Introduction: Although Finland, depending on one's definition of the term Scandinavia, is often bracketed together with the Scandinavian countries Sweden, Denmark and Norway, its language is entirely different. While Swedish, Danish and Norwegian are Indo-European languages, Finnish is part of the Finno-Urgic branch of the Uralic language family. As such it is related to Hungarian and Estonian. It has about 6 million native speakers, in Finland and neighbouring countries.
Alphabet: The Finnish alphabet is based on the same Latin alphabet used by English, plus three vowels with diacritics which are placed after z.
Phonology: The Finnish and English sound systems are quite different. Finnish has a sound pattern called vowel harmony, in which front vowels cannot appear in the same word as back vowels. English words such as phoning or yellow that contain a combination of both types of vowel can be fairly difficult for Finnish learners. Other vowel problems include the failure to discriminate the short and long vowel sounds in words such as sit-seat / pip-peep.
The English consonant sounds that cause Finns the most problems are, predictably, the /θ/ /ð/ sounds, such as in the words then, think and clothes. Words starting with the /w/ sound are often pronounced as a /v/, and the sh- sound at the beginning of words like ship, sheep is often pronounced as a straight /s/: sip. Consonant clusters are not a feature of Finnish vocabulary, so words like strength, Christmas, twist are problematic for many Finnish learners.
Finnish invariably places primary stress on the first syllable of a word, and the stress does not significantly affect the vowel quality. This is in stark contrast to English, which has fairly unpredictable stress patterns. It is not surprising, therefore, that beginning learners may fail to make themselves understood even if the grammar and vocabulary of their message is correct. Finnish intonation is typically falling. This can make it difficult for them to produce the produce the rising tone of English questions.
Grammar - Verb/Tense: Finnish is an agglutinative language. This means, for example, that verbs show tense change by successive addition of suffixes. This is in contrast to English, which makes heavy use of auxiliary verbs. This fundamental difference often results in Finnish beginners having trouble forming questions or negatives in English.
Finnish does not have a progressive verb form, leading to mistakes such as: I watched television when they arrived. (correct = was watching). In general, Finnish uses its tenses to express similar meanings as the corresponding tenses in English. For example, the present perfect and past perfect tenses are used in much the same way in the two languages. One difference is the use in Finnish of the present tense to talk about the future, where English speakers would use the auxiliary will. This leads to mistakes such as: I tell him when I see him.
Grammar - Other: Finnish has the same basic Subject-Verb-Object word order as English, but it allows much more flexibility in the placement of elements in a sentence. This is because it is a highly inflected language and does not require the position of an element to convey meaning as in English. This can lead to errors in the structure of the English sentences that Finnish learners write. Specific problems are in the positioning of adverbials and the order of words in the subordinate clauses of reported speech.

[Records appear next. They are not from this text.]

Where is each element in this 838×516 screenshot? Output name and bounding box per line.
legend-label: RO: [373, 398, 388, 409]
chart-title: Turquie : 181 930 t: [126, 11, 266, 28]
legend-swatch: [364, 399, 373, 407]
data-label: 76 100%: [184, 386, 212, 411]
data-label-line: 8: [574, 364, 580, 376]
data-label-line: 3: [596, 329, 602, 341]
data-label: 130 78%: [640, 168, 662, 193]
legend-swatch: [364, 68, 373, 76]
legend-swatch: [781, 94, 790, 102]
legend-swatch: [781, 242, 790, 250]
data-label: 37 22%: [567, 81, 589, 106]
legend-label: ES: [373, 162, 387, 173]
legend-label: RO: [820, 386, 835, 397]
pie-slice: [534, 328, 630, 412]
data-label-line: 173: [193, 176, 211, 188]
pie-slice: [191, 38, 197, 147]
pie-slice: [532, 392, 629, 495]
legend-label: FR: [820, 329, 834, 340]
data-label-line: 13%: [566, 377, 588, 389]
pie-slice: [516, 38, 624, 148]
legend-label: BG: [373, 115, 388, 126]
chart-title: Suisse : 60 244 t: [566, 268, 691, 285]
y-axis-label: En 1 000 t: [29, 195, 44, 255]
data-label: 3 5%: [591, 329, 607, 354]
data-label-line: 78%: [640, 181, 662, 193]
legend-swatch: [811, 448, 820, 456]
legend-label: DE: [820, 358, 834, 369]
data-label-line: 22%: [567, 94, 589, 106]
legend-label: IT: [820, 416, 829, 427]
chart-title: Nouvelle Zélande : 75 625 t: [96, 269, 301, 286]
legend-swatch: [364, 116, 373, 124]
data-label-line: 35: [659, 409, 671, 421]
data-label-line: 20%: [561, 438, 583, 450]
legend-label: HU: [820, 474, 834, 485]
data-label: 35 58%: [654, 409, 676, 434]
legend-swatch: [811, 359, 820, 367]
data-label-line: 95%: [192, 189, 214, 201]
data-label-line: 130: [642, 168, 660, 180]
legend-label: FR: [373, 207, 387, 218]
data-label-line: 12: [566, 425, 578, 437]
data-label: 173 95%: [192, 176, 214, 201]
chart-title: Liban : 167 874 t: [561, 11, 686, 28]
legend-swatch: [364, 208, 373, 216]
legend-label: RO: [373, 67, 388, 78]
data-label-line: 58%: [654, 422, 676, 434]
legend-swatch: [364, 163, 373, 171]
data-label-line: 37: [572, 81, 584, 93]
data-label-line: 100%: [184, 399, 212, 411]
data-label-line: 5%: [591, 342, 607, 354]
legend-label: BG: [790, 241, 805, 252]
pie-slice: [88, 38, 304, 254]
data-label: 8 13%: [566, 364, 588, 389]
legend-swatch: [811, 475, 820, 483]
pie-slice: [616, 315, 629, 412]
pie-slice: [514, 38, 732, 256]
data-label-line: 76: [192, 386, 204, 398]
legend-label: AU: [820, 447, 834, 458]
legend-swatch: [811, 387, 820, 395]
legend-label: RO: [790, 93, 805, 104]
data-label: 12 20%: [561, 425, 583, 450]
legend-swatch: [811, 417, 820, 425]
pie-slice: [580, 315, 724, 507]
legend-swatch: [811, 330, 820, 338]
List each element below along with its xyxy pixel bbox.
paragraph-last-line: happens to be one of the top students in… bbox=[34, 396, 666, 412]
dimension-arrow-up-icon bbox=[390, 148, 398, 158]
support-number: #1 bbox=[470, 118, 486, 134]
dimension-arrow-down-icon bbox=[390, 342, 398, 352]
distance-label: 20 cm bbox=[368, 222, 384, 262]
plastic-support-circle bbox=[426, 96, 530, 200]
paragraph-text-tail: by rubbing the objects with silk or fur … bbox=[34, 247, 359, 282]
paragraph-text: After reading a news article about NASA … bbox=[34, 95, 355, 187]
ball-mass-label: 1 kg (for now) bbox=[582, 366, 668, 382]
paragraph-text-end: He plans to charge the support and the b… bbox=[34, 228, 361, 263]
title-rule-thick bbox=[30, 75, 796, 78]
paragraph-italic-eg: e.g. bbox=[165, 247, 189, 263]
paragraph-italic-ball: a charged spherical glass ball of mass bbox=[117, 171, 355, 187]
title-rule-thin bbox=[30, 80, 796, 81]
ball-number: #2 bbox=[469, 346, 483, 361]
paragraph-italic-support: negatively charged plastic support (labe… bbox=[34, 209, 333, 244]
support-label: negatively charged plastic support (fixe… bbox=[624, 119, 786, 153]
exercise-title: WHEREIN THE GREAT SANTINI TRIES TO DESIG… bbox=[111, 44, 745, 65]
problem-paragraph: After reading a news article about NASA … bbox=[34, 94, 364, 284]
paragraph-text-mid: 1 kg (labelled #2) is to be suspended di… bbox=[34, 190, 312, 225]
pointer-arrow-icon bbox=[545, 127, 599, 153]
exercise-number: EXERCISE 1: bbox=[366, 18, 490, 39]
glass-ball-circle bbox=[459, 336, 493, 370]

There are two further areas of difference that may result in negative transfer. Firstly, Finnish does not have separate pronouns for he and she. Beginning Finnish learners may cause confusion by mixing these up in spoken or written English. Secondly, Finnish does not use the definite or indefinite article, so mistakes in this aspect of English are common.

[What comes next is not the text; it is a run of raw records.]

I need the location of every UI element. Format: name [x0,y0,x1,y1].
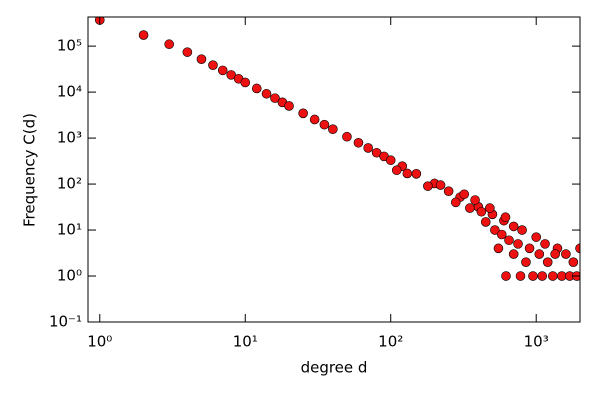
point [476,206,487,217]
point [443,186,454,196]
point [319,119,330,130]
point [217,65,228,76]
point [270,93,280,103]
point [531,232,542,242]
point [490,225,500,235]
point [493,243,504,254]
point [521,257,531,267]
point [182,47,193,57]
point [328,124,338,135]
y-tick-label: 10⁻¹ [49,313,82,331]
point [470,195,480,205]
point [561,249,571,259]
y-tick-label: 10⁴ [57,83,82,101]
y-tick-label: 10⁵ [57,37,82,55]
x-tick-label: 10¹ [233,333,258,351]
points [94,17,580,281]
y-tick-label: 10⁰ [57,267,82,285]
point [240,77,251,88]
point [196,54,207,64]
point [537,271,548,281]
point [547,271,558,281]
point [284,101,294,111]
point [208,60,218,70]
point [251,83,262,94]
point [534,249,545,259]
point [515,271,526,281]
point [513,239,523,249]
point [542,257,553,267]
x-tick-label: 10³ [524,333,549,351]
point [540,239,550,249]
point [402,168,413,179]
point [391,165,402,176]
x-tick-label: 10⁰ [87,333,112,351]
point [485,203,495,213]
point [517,225,527,235]
point [298,108,308,119]
point [423,181,433,191]
point [501,271,511,281]
point [435,180,446,190]
point [226,70,236,80]
y-tick-label: 10² [57,175,82,193]
point [524,243,535,254]
point [508,249,519,259]
plot-frame [87,16,581,323]
point [385,155,396,166]
point [450,197,461,208]
point [500,212,511,223]
point [309,114,320,125]
point [411,169,422,179]
point [575,243,580,254]
point [550,249,560,259]
y-tick-label: 10³ [57,129,82,147]
x-axis-label: degree d [301,359,368,377]
point [353,137,364,148]
y-tick-label: 10¹ [57,221,82,239]
point [528,271,538,281]
point [138,30,149,40]
point [164,39,174,50]
point [261,88,272,99]
point [342,131,352,142]
point [504,235,514,246]
point [568,257,579,267]
point [480,217,491,227]
x-tick-label: 10² [378,333,403,351]
point [363,143,373,153]
y-axis-label: Frequency C(d) [21,113,39,227]
point [465,203,475,213]
point [459,189,470,200]
point [496,229,507,240]
point [508,221,519,232]
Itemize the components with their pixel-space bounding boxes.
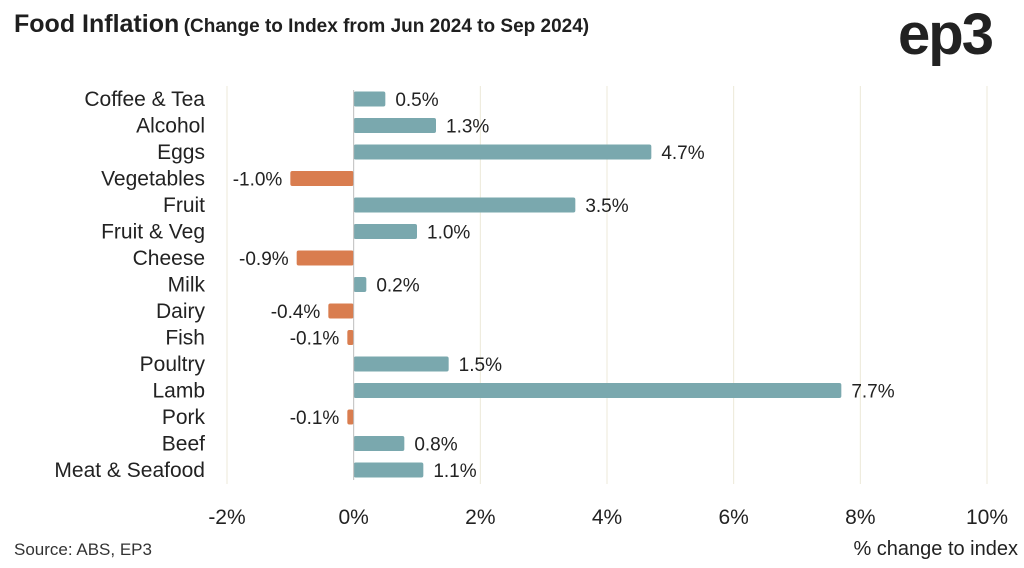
- category-label: Pork: [162, 406, 206, 429]
- bar-value-label: -0.9%: [239, 249, 289, 270]
- bar: [347, 330, 354, 345]
- bar: [296, 250, 354, 266]
- category-label: Lamb: [152, 380, 205, 403]
- bar-value-label: 0.5%: [395, 90, 438, 111]
- category-label: Beef: [162, 433, 205, 456]
- bar: [290, 171, 354, 186]
- bar-value-label: 1.3%: [446, 117, 489, 138]
- bar-value-label: -0.4%: [271, 302, 321, 323]
- x-axis-label: % change to index: [853, 538, 1018, 560]
- bar-value-label: -1.0%: [233, 170, 283, 191]
- bar-value-label: 0.8%: [414, 435, 457, 456]
- bar: [353, 462, 424, 478]
- bar: [353, 197, 576, 213]
- category-label: Coffee & Tea: [84, 88, 205, 111]
- bar: [353, 91, 386, 107]
- bar-value-label: -0.1%: [290, 408, 340, 429]
- bar-value-label: 3.5%: [585, 196, 628, 217]
- category-label: Meat & Seafood: [54, 459, 205, 482]
- bar-value-label: 1.1%: [433, 461, 476, 482]
- bar: [353, 436, 405, 451]
- title-subtitle: Change to Index from Jun 2024 to Sep 202…: [190, 16, 583, 37]
- bar: [328, 303, 354, 319]
- bar-value-label: 4.7%: [661, 143, 704, 164]
- x-tick-label: -2%: [208, 506, 245, 529]
- category-label: Fruit & Veg: [101, 221, 205, 244]
- category-label: Fish: [165, 327, 205, 350]
- bar-value-label: 7.7%: [851, 382, 894, 403]
- x-tick-label: 10%: [966, 506, 1008, 529]
- category-label: Alcohol: [136, 115, 205, 138]
- subtitle-close-paren: ): [582, 16, 590, 37]
- category-label: Vegetables: [101, 168, 205, 191]
- bar: [347, 409, 354, 425]
- ep3-logo: ep3: [898, 2, 994, 67]
- bar-value-label: 1.5%: [459, 355, 502, 376]
- category-label: Poultry: [140, 353, 206, 376]
- bar: [353, 277, 367, 292]
- title-main: Food Inflation: [14, 10, 180, 38]
- bar: [353, 356, 449, 372]
- x-tick-label: 4%: [592, 506, 622, 529]
- bar-value-label: 1.0%: [427, 223, 470, 244]
- bar: [353, 383, 842, 398]
- category-label: Fruit: [163, 194, 205, 217]
- category-label: Eggs: [157, 141, 205, 164]
- x-tick-label: 6%: [718, 506, 748, 529]
- category-label: Cheese: [133, 247, 205, 270]
- bar: [353, 224, 417, 239]
- source-note: Source: ABS, EP3: [14, 540, 152, 559]
- x-tick-label: 2%: [465, 506, 495, 529]
- x-tick-label: 0%: [338, 506, 368, 529]
- bar: [353, 118, 436, 133]
- category-label: Dairy: [156, 300, 206, 323]
- bar-value-label: -0.1%: [290, 329, 340, 350]
- x-tick-label: 8%: [845, 506, 875, 529]
- category-label: Milk: [168, 274, 206, 297]
- subtitle-open-paren: (: [183, 16, 191, 37]
- bar: [353, 144, 652, 160]
- chart-title: Food Inflation (Change to Index from Jun…: [14, 10, 589, 39]
- bar-value-label: 0.2%: [376, 276, 419, 297]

Vocabulary: Although Finnish and English words share the same letters, there are no cognates since the languages are from distinct language families. Even words that are imported into Finnish are transcribed so that they lose their familiarity. The English word headache, for example, becomes hedari in Finnish. Clearly, Finnish ESL students do not have the same advantage with cognates as enjoyed by their Swedish peers, and may take longer before they can read fluently.
The best-known import from Finnish into English is sauna.
Miscellaneous: The spelling of Finnish words is closely related to how they are said, which is not the case in English. This can result in beginning learners having serious problems writing English, particularly as the common vowel and consonant patterns in English bear little relation to those of Finnish.
Since politeness in Finnish is often conveyed by tone and use of the appropriate pronoun rather than through words such as please or expressions such as Would you be so kind as to .. , Finnish learners may seem a little abrupt in English conversation.